Yes there are variables to cooking. This isn't baking.
Your oven or burners might be different. Your measurements don't always have to be exact. Experiment with your cooking and get a taste for what you like. It is not an exact science and perfectionism will only hurt you if you are lacking experience.
>What is the mass of a pinch of salt?
>How do I determine the exact cooking time within a given range without having done previous experimentation in the same controlled conditions?
>How many Newtons of force and how far should the meat be depressed to be defined as tender?
>What is the wavelength of light emitted by a brownish color?
>What are the volumetric dimension of a medium onion?

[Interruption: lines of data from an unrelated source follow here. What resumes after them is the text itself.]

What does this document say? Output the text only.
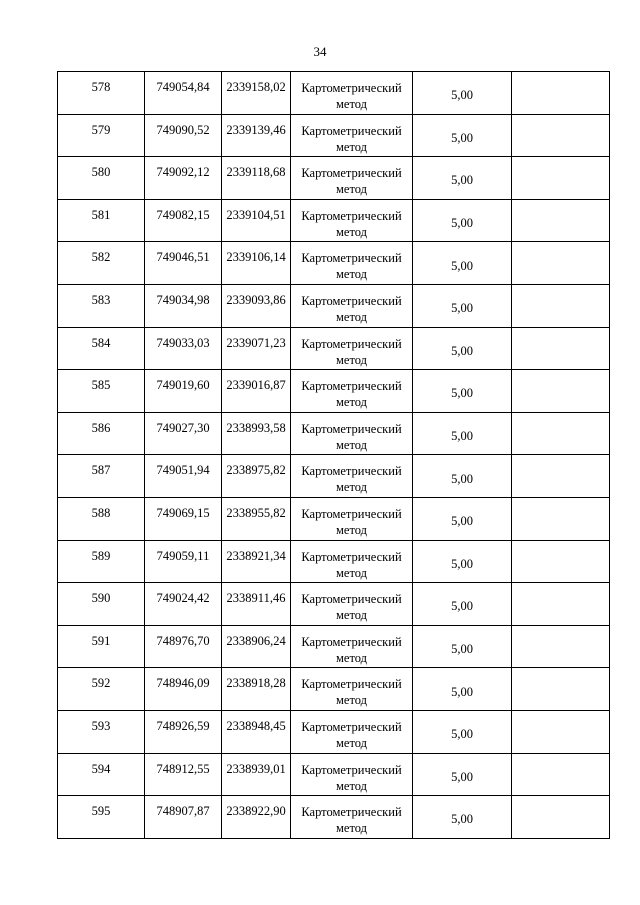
34
578	749054,84	2339158,02	Картометрический метод	5,00	
579	749090,52	2339139,46	Картометрический метод	5,00	
580	749092,12	2339118,68	Картометрический метод	5,00	
581	749082,15	2339104,51	Картометрический метод	5,00	
582	749046,51	2339106,14	Картометрический метод	5,00	
583	749034,98	2339093,86	Картометрический метод	5,00	
584	749033,03	2339071,23	Картометрический метод	5,00	
585	749019,60	2339016,87	Картометрический метод	5,00	
586	749027,30	2338993,58	Картометрический метод	5,00	
587	749051,94	2338975,82	Картометрический метод	5,00	
588	749069,15	2338955,82	Картометрический метод	5,00	
589	749059,11	2338921,34	Картометрический метод	5,00	
590	749024,42	2338911,46	Картометрический метод	5,00	
591	748976,70	2338906,24	Картометрический метод	5,00	
592	748946,09	2338918,28	Картометрический метод	5,00	
593	748926,59	2338948,45	Картометрический метод	5,00	
594	748912,55	2338939,01	Картометрический метод	5,00	
595	748907,87	2338922,90	Картометрический метод	5,00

>At what frequency per unit time should I stir?
>What is the temperature of a light simmer?
>What is the volume or mass of a knob of butter?
>What are the dimensions of a piece of diced food?

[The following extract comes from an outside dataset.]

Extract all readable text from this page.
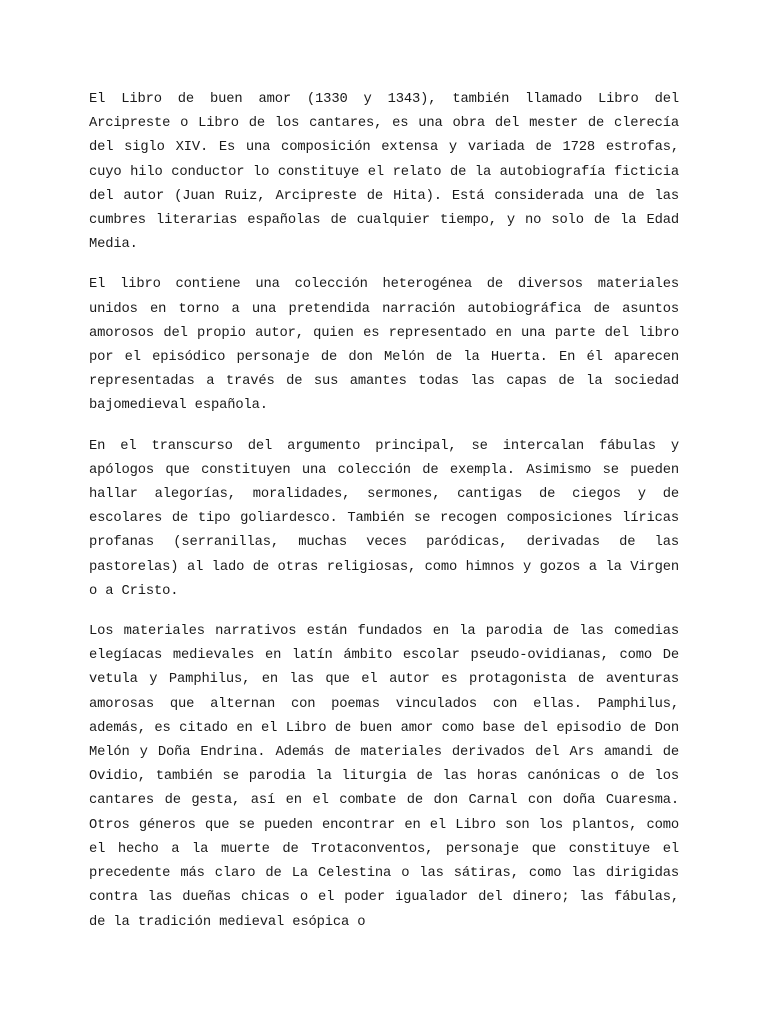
El Libro de buen amor (1330 y 1343), también llamado Libro del Arcipreste o Libro de los cantares, es una obra del mester de clerecía del siglo XIV. Es una composición extensa y variada de 1728 estrofas, cuyo hilo conductor lo constituye el relato de la autobiografía ficticia del autor (Juan Ruiz, Arcipreste de Hita). Está considerada una de las cumbres literarias españolas de cualquier tiempo, y no solo de la Edad Media.

El libro contiene una colección heterogénea de diversos materiales unidos en torno a una pretendida narración autobiográfica de asuntos amorosos del propio autor, quien es representado en una parte del libro por el episódico personaje de don Melón de la Huerta. En él aparecen representadas a través de sus amantes todas las capas de la sociedad bajomedieval española.

En el transcurso del argumento principal, se intercalan fábulas y apólogos que constituyen una colección de exempla. Asimismo se pueden hallar alegorías, moralidades, sermones, cantigas de ciegos y de escolares de tipo goliardesco. También se recogen composiciones líricas profanas (serranillas, muchas veces paródicas, derivadas de las pastorelas) al lado de otras religiosas, como himnos y gozos a la Virgen o a Cristo.

Los materiales narrativos están fundados en la parodia de las comedias elegíacas medievales en latín ámbito escolar pseudo-ovidianas, como De vetula y Pamphilus, en las que el autor es protagonista de aventuras amorosas que alternan con poemas vinculados con ellas. Pamphilus, además, es citado en el Libro de buen amor como base del episodio de Don Melón y Doña Endrina. Además de materiales derivados del Ars amandi de Ovidio, también se parodia la liturgia de las horas canónicas o de los cantares de gesta, así en el combate de don Carnal con doña Cuaresma. Otros géneros que se pueden encontrar en el Libro son los plantos, como el hecho a la muerte de Trotaconventos, personaje que constituye el precedente más claro de La Celestina o las sátiras, como las dirigidas contra las dueñas chicas o el poder igualador del dinero; las fábulas, de la tradición medieval esópica o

>What is the mass ratio of fat to meat in a piece of lean meat?
>What is the temperature range of medium to high heat and how is that range determined without previous experimentation in controlled conditions?

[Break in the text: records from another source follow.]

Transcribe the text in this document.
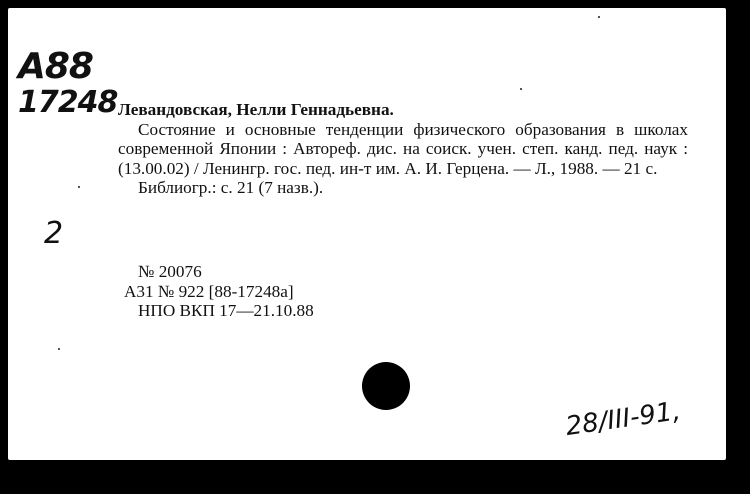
A88
17248 Левандовская, Нелли Геннадьевна.
Состояние и основные тенденции физического образования в школах современной Японии : Автореф. дис. на соиск. учен. степ. канд. пед. наук : (13.00.02) / Ленингр. гос. пед. ин-т им. А. И. Герцена. — Л., 1988. — 21 с.
Библиогр.: с. 21 (7 назв.).
2
№ 20076
А31 № 922 [88-17248a]
НПО ВКП 17—21.10.88
28/III-91,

>What is temperature of hot or chilled?
>What brands of olive oil are considered premium under an internationally defined and approved olive oil authority and what chemical make up and properties do these premium olive oils posses?
A pinch is as much as you can pick up between your index finger and thumb, a dash is one shake of a shaker or twist of a grinder
25-35 minutes. Exactly what it sounds like, somewhere within that 10 minute period whatever you're making should be done. Learn the signs of doneness for various foods and free yourself from ridged timing
Stir whenever its starting to look like its settled or sticking depending on what your making, probably one good stir where you completely mix it every 5 minutes or so
clearly bubbling but not enough to significantly/regularly disturb the surface of whatever you're cooking
more than a pad (1/8th an inch of a stick of butter) but less than a tablespoon of butter
this is self explanatory. Cut it roughly into half inch squares and fill up a measuring cup
depends on what cut you're using for the exact measurements but lean beef is any beef lower in fat than the standard for that cut. for specifics google is your friend.
Exactly what it sounds like. More heat than required for a simmer but not so much that liquid quickly boils off super fast. It should sizzle but not be so hot that it needs constant movement to prevent burning.
if you can't figure this one out you need more help than I can provide but I guess hot or cold to the touch.
The last one is kinda dumb, feel free to gripe about it.
Why? cooking really isn't hard if you're willing to do some background reading. Its an art and a science, the only skill you really need is an attention span strong enough to watch something for like an hour max
Most of this will be assuaged once your realise there is no absolute precision. Climate, humidity, height above sea level, equipment, and water hardness are examples of factors that result in variation. You need to be able to observe results and adjust accordingly for optimum results.
It's the recipes that give hard quantities that you need to be wary of.
Exactly, learn what goal your trying to achieve and the means to do so. You can adjust as you go to meet that goal once you understand how various ingredients work and respond to each other.